Some months ago, I reviewed Lydia Kakabadse’s Cantica Sacra (Divine Art 25135), which I described as ‘instantly enjoyable’. I therefore welcomed the opportunity to hear this CD. I mentioned then that Kakabadse was born in Southport, daughter of a Russian/Georgian father and Greek/Austrian mother, she is very much indebted to those origins. The present CD is interesting not least for its attention to timbres. All the pieces except Concertato (for cello and double bass), are for an ensemble of single violin, viola, cello and double bass, joined in the Two Chamber Songs by the mezzo-soprano, Jess Dandy. This unusual quartet immediately creates a distinctive sound world, with a rich, lower-string sound. The music instantly has an originality of tone, and there are moments of particular beauty.

The opening work, The Coachman’s Terror, is in five movements, and is based on the poem Devils by Pushkin. The title gives the essence of the poem, offering the possibilities for much atmospheric writing with a sense of imminent peril. The echoes of Russian music are strong throughout, and the sense of menace from unknown spirits is palpable in parts. It is music which is atmospheric and very tuneful. Dance Sketches is an interesting piece, again with strong contrasts. The three dances are, Arabian, a 17th century-inspired stately court dance and then a dance for clockwork toys. Each offers the opportunity for both display and a range of instrumental colour.

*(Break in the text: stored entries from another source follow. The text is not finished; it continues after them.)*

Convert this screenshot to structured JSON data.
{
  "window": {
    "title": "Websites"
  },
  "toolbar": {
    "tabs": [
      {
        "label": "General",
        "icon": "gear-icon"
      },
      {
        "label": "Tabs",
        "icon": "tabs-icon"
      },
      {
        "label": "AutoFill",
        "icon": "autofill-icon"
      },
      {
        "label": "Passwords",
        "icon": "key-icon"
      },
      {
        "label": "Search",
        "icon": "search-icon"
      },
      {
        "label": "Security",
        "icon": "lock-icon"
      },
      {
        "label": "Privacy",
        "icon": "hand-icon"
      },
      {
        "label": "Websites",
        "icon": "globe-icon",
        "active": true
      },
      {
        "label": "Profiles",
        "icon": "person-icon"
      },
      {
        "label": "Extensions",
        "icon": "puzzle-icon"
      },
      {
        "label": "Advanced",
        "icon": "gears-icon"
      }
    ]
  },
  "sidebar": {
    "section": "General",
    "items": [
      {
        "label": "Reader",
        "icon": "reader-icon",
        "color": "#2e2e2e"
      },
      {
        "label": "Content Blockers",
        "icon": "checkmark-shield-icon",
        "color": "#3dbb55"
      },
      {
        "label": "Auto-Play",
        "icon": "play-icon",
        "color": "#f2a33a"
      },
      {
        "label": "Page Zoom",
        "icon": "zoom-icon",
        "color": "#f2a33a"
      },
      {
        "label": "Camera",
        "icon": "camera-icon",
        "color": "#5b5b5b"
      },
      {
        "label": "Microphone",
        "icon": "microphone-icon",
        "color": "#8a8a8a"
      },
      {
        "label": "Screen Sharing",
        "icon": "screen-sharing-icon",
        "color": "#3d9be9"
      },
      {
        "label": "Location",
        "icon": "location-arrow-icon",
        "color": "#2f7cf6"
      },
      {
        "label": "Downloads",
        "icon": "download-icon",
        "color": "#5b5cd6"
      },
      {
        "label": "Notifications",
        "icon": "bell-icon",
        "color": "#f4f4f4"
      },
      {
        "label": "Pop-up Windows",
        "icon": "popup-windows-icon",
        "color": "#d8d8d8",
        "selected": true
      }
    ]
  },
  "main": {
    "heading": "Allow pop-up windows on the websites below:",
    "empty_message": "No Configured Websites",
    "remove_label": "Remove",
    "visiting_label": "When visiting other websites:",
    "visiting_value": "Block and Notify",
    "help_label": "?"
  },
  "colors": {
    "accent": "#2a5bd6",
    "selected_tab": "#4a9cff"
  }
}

The title piece, Concertato, could be considered a study in andante style. Each of the four movements is andante, one espressione, one legato, one con brio and the finale, energico. Each is technically demanding with many demands of the players, but overall this is not an exercise in virtuosity but a thoughtful and sometimes very moving work. The two chamber songs, one based on a poem by Emily Brontë, the other a setting of Edgar Allan Poe’s Eldorado, are interesting pieces of word-setting, with a nice interplay between the singer and the four instruments. The inspiration for Cantus Planus is, like much of Kakabadse’s music, religious, with each of the three movements representing different prayers of the day, Matins, Lauds and Vespers. The influence of medieval music is evident throughout. The final work, Recitativo Arioso + Variations, with its two variations is lyrical yet varied in mood.

Performances throughout are admirable, and there is tremendous pleasure to be gained from this music. More, please!